Sur les frais au titre de l’article 700 du Code de procédure civile
Il résulte des dispositions de l’article 700 du Code de procédure civile que « Le juge condamne la partie tenue aux dépens ou qui perd son procès à payer :
1° A l’autre partie la somme qu’il détermine, au titre des frais exposés et non compris dans les dépens ;
2° Et, le cas échéant, à l’avocat du bénéficiaire de l’aide juridictionnelle partielle ou totale une somme au titre des honoraires et frais, non compris dans les dépens, que le bénéficiaire de l’aide aurait exposés s’il n’avait pas eu cette aide. Dans ce cas, il est procédé comme il est dit aux alinéas 3 et 4 de l’article 37 de la loi n° 91-647 du 10 juillet 1991 .
Dans tous les cas, le juge tient compte de l’équité ou de la situation économique de la partie condamnée. Il peut, même d’office, pour des raisons tirées des mêmes considérations, dire qu’il n’y a pas lieu à ces condamnations.

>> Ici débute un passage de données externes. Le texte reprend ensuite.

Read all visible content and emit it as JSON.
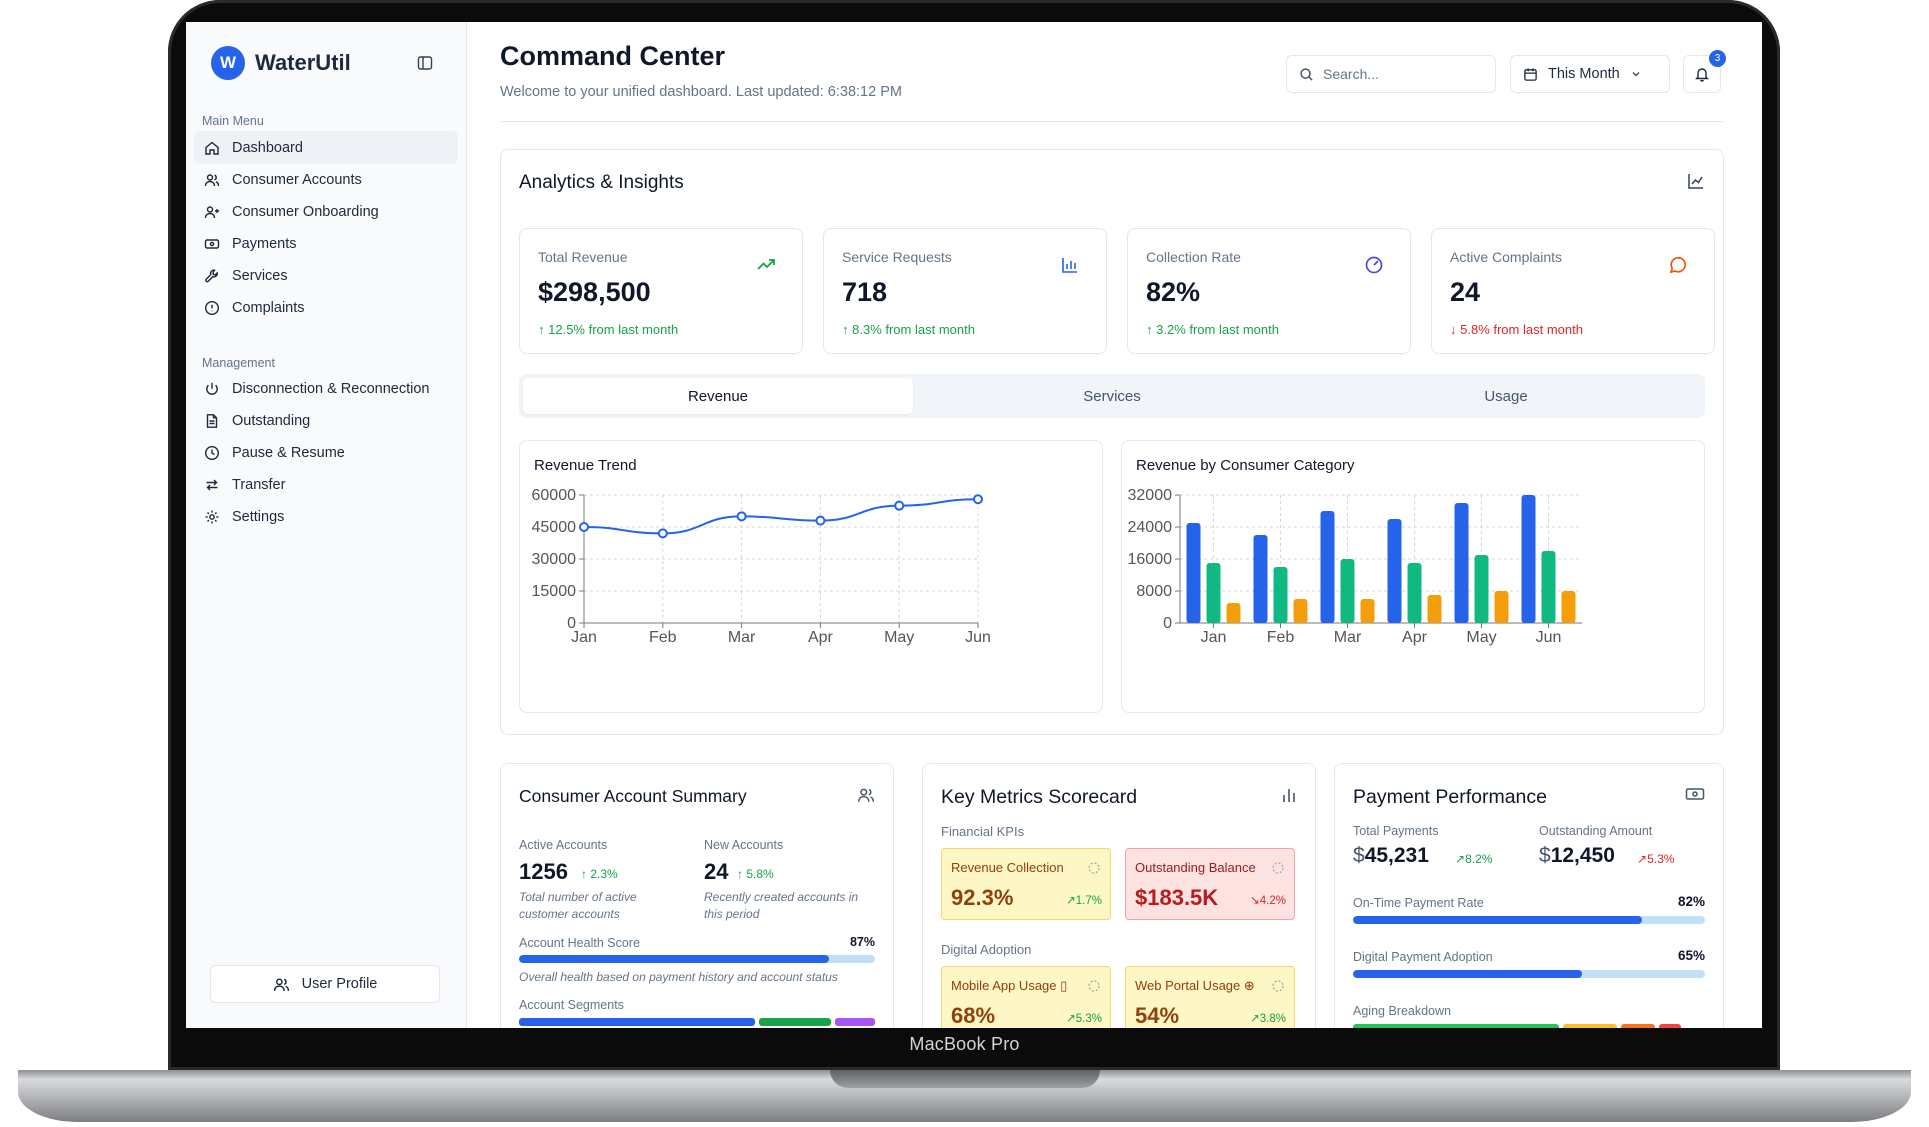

Les parties peuvent produire les justificatifs des sommes qu’elles demandent.
La somme allouée au titre du 2° ne peut être inférieure à la part contributive de l’Etat majorée de 50 %. »
Les parties s’accordent pour que chacune conserve la charge de ses propres frais au titre de l’article 700 du Code de procédure civile.
Il convient en conséquence de dire que chacune des parties conserve la charge de ses propres frais exposés au titre de l’article 700 du Code de procédure civile et de condamner chacune des parties au paiement de ses propres frais au titre de l’article 700 du Code de procédure civile.
Sur les dépens
Il résulte des dispositions de l’article 1127 du Code de procédure civile que « Les dépens de l’instance sont à la charge de l’époux qui en a pris l’initiative, à moins que le juge n’en dispose autrement »
Les époux s’accordent pour que chacun des époux conserve la charge de ses propres dépens.
Il convient en conséquence de dire que chacune des parties conserve la charge de ses propres dépens et de condamner chacune des parties au paiement de ses propres dépens.
PAR CES MOTIFS,
Le Juge aux affaires familiales, statuant après débats en chambre du conseil par jugement contradictoire public rendu en premier ressort et par mise à disposition au Greffe,
Prononce le divorce en application des dispositions des articles 237 et 238 du code civil des époux :
Mme [P], [O], [M] [N], née le 22 décembre 1976 à VANNES (56)
et
M. [F] [G] né le 29 janvier 1971 à LA FERTE BERNARD (72)
mariés le 15 juin 2020 à CONGRIER ;
Ordonne toutes mentions et transcriptions, conformément aux dispositions des articles 49 du code civil, 1082 du code de procédure civile et 15 du décret du 5 décembre 1975, notamment en marge de l’acte de mariage des époux et des actes de naissance de chacun d’eux ;
Dit que les effets patrimoniaux du divorce entre les époux sont reportés à la date de la cessation de la cohabitation et la collaboration soit le 30 août 2020 ;
Rappelle que chaque époux perd l’usage du nom de son conjoint ;
Rappelle que par application des dispositions de l’article 265 du code civil, le divorce emporte révocation de plein droit des avantages matrimoniaux qui ne prennent effet qu’à la dissolution du régime matrimonial ou au décès de l’un des époux et des dispositions à cause de mort accordées par un époux envers l’autre par contrat de mariage ou pendant l’union ;
Constate la dissolution du régime matrimonial ayant existé entre les époux ;
Déboute chacune des parties du surplus de ses demandes ;
Condamne chacune des parties au paiement de ses propres frais au titre de l’article 700 du Code de procédure civile ;
Condamne chacune des parties au paiement de ses propres dépens ;
En foi de quoi, la présente décision a été signée par le Juge aux affaires familiales et le Greffier.